Succulents are some of the most popular plants due to their ability to survive without much care. If starting a garden seems like a daunting task, growing succulents from cuttings can be easy and fun. And the best part: they begin to grow at soon as two weeks!

Succulents retain water in their leaves, roots, and stems. Because of this, you don’t have to worry about keeping the cuttings hydrated. Although succulents can be grown at any point during the year, the best time to propagate succulent cuttings is during warm months to ensure that the mother plant has the best conditions possible to recover. Also, by propagating from an older, larger succulent, there is a higher chance that the mother plant and cuttings will survive.


The first step is to gather your succulent cuttings. There are two ways to do this: you can gather leaves or gather stems. To propagate using leaves, first find a healthy-looking leaf on the succulent. Next, pull off the leaf by pinching it by the base, rocking the leaf back and forth, and gently twisting it free from the stem. It is important to make sure that there are no remnants of the leaf on the stem of the plant, or the cutting probably won’t grow.
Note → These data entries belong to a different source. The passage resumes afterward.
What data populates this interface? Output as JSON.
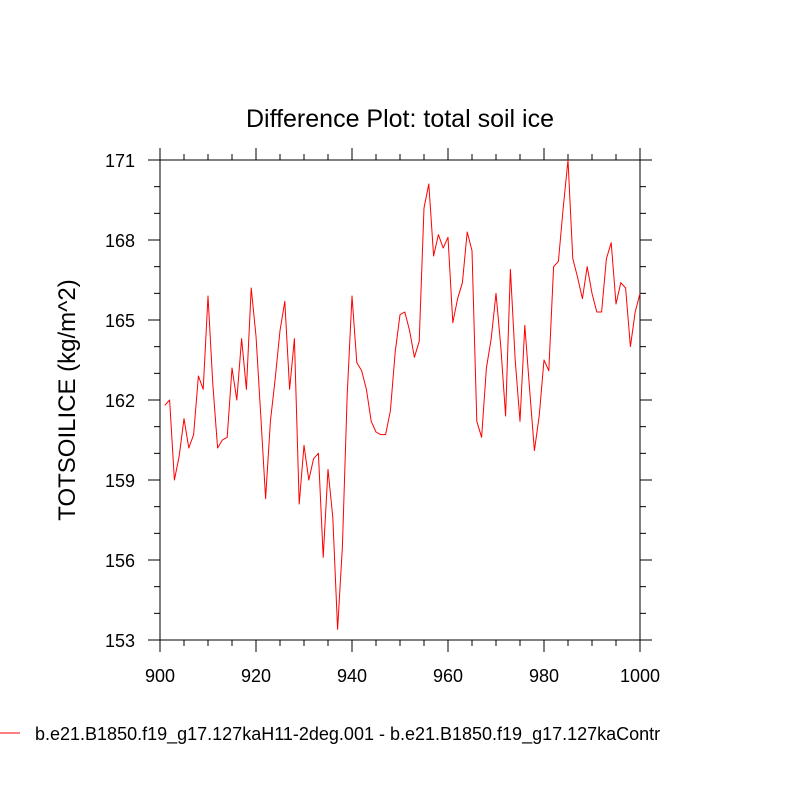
{
  "chart_data": {
    "type": "line",
    "title": "Difference Plot: total soil ice",
    "xlabel": "",
    "ylabel": "TOTSOILICE  (kg/m^2)",
    "xlim": [
      900,
      1000
    ],
    "ylim": [
      153,
      171
    ],
    "x_ticks": [
      900,
      920,
      940,
      960,
      980,
      1000
    ],
    "x_tick_labels": [
      "900",
      "920",
      "940",
      "960",
      "980",
      "1000"
    ],
    "y_ticks": [
      153,
      156,
      159,
      162,
      165,
      168,
      171
    ],
    "y_tick_labels": [
      "153",
      "156",
      "159",
      "162",
      "165",
      "168",
      "171"
    ],
    "grid": false,
    "legend_position": "bottom",
    "series": [
      {
        "name": "b.e21.B1850.f19_g17.127kaH11-2deg.001 - b.e21.B1850.f19_g17.127kaContr",
        "color": "#ff0000",
        "x": [
          901,
          902,
          903,
          904,
          905,
          906,
          907,
          908,
          909,
          910,
          911,
          912,
          913,
          914,
          915,
          916,
          917,
          918,
          919,
          920,
          921,
          922,
          923,
          924,
          925,
          926,
          927,
          928,
          929,
          930,
          931,
          932,
          933,
          934,
          935,
          936,
          937,
          938,
          939,
          940,
          941,
          942,
          943,
          944,
          945,
          946,
          947,
          948,
          949,
          950,
          951,
          952,
          953,
          954,
          955,
          956,
          957,
          958,
          959,
          960,
          961,
          962,
          963,
          964,
          965,
          966,
          967,
          968,
          969,
          970,
          971,
          972,
          973,
          974,
          975,
          976,
          977,
          978,
          979,
          980,
          981,
          982,
          983,
          984,
          985,
          986,
          987,
          988,
          989,
          990,
          991,
          992,
          993,
          994,
          995,
          996,
          997,
          998,
          999,
          1000
        ],
        "values": [
          161.8,
          162.0,
          159.0,
          159.9,
          161.3,
          160.2,
          160.7,
          162.9,
          162.4,
          165.9,
          162.6,
          160.2,
          160.5,
          160.6,
          163.2,
          162.0,
          164.3,
          162.4,
          166.2,
          164.4,
          161.4,
          158.3,
          161.2,
          162.8,
          164.6,
          165.7,
          162.4,
          164.3,
          158.1,
          160.3,
          159.0,
          159.8,
          160.0,
          156.1,
          159.4,
          157.6,
          153.4,
          156.5,
          162.2,
          165.9,
          163.4,
          163.1,
          162.4,
          161.2,
          160.8,
          160.7,
          160.7,
          161.6,
          163.8,
          165.2,
          165.3,
          164.6,
          163.6,
          164.2,
          169.2,
          170.1,
          167.4,
          168.2,
          167.7,
          168.1,
          164.9,
          165.8,
          166.4,
          168.3,
          167.6,
          161.2,
          160.6,
          163.2,
          164.3,
          166.0,
          164.0,
          161.4,
          166.9,
          163.5,
          161.2,
          164.8,
          162.4,
          160.1,
          161.4,
          163.5,
          163.1,
          167.0,
          167.2,
          169.2,
          171.0,
          167.3,
          166.6,
          165.8,
          167.0,
          166.0,
          165.3,
          165.3,
          167.3,
          167.9,
          165.6,
          166.4,
          166.2,
          164.0,
          165.3,
          166.0
        ]
      }
    ]
  }
}
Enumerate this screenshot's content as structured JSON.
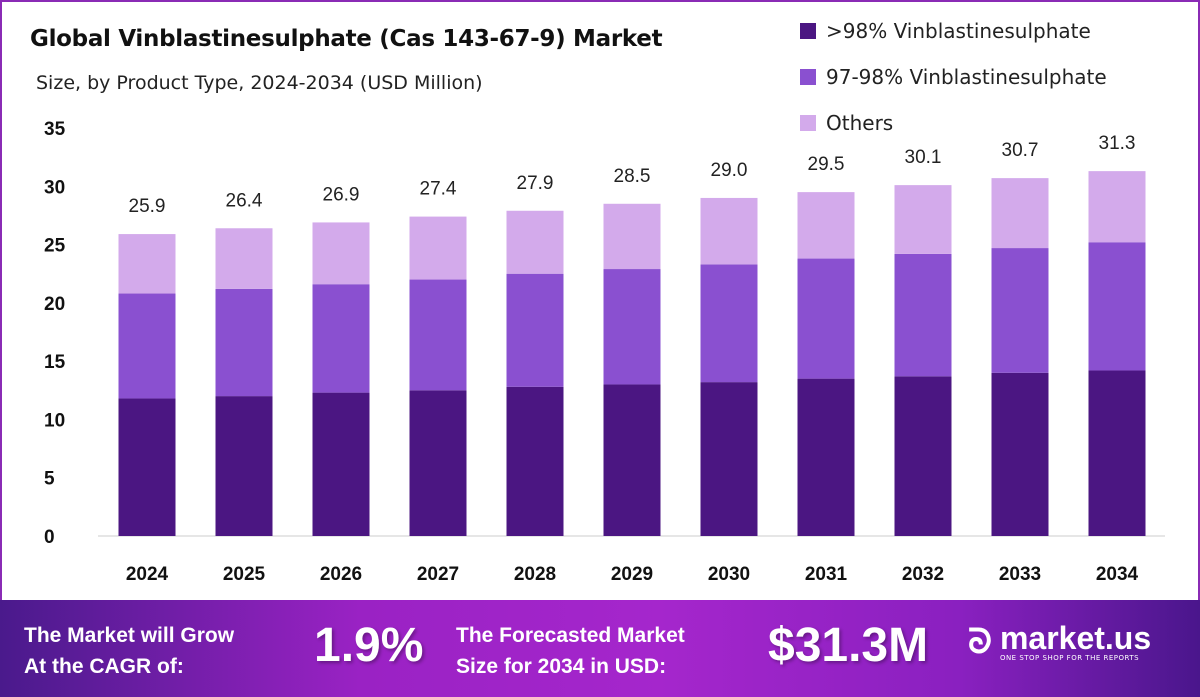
{
  "chart_data": {
    "type": "bar",
    "stacked": true,
    "title": "Global Vinblastinesulphate (Cas 143-67-9) Market",
    "subtitle": "Size, by Product Type, 2024-2034 (USD Million)",
    "categories": [
      "2024",
      "2025",
      "2026",
      "2027",
      "2028",
      "2029",
      "2030",
      "2031",
      "2032",
      "2033",
      "2034"
    ],
    "series": [
      {
        "name": ">98% Vinblastinesulphate",
        "color": "#4b1682",
        "values": [
          11.8,
          12.0,
          12.3,
          12.5,
          12.8,
          13.0,
          13.2,
          13.5,
          13.7,
          14.0,
          14.2
        ]
      },
      {
        "name": "97-98% Vinblastinesulphate",
        "color": "#8a50d0",
        "values": [
          9.0,
          9.2,
          9.3,
          9.5,
          9.7,
          9.9,
          10.1,
          10.3,
          10.5,
          10.7,
          11.0
        ]
      },
      {
        "name": "Others",
        "color": "#d3aaeb",
        "values": [
          5.1,
          5.2,
          5.3,
          5.4,
          5.4,
          5.6,
          5.7,
          5.7,
          5.9,
          6.0,
          6.1
        ]
      }
    ],
    "totals": [
      "25.9",
      "26.4",
      "26.9",
      "27.4",
      "27.9",
      "28.5",
      "29.0",
      "29.5",
      "30.1",
      "30.7",
      "31.3"
    ],
    "ylim": [
      0,
      35
    ],
    "yticks": [
      "0",
      "5",
      "10",
      "15",
      "20",
      "25",
      "30",
      "35"
    ],
    "xlabel": "",
    "ylabel": "",
    "grid": false,
    "legend": "top-right"
  },
  "footer": {
    "cagr_label_1": "The Market will Grow",
    "cagr_label_2": "At the CAGR of:",
    "cagr_value": "1.9%",
    "forecast_label_1": "The Forecasted Market",
    "forecast_label_2": "Size for 2034 in USD:",
    "forecast_value": "$31.3M",
    "brand": "market.us",
    "tagline": "ONE STOP SHOP FOR THE REPORTS"
  }
}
The other way to gather cuttings is through trimming the stem. This is typically done with succulents whose leaves spread out so that the stem is easily accessible. To remove a cutting, find a pair of sharp scissors or a sharp knife. You can either cut the succulent stem towards the top, or cut one of the offshoots. (Offshoots are the “branches” that grow from the stem of the plant and have their own set of leaves). For the best chances of survival, stem cuttings should be between 2-3 inches long.
After you have gathered your leaves, set them out to dry for one to three days, or until the end of the leaf that was attached to the stem scabs over. This time will vary depending on the climate, sunlight exposure, and heat.

…and Planting

The last step is to plant the leaves or cuttings. Begin by using planting containers or trays. Potting mixes designed for succulents are coarse and drain quickly, but regular soil works too. If using leaves, lay them on top of the soil facing upward, and make sure that the callused end touches the soil. For cuttings, plant the succulent in soil the soil like any other plant. Water the leaves and cutting everyday using a light amount of water until the top of the soil is moist. The easiest way to accomplish this is by using a spray bottle or a plant mister.

Some plants grow faster than others. Remember to be patient, and soon you’ll be able to see your new succulents begin to take shape!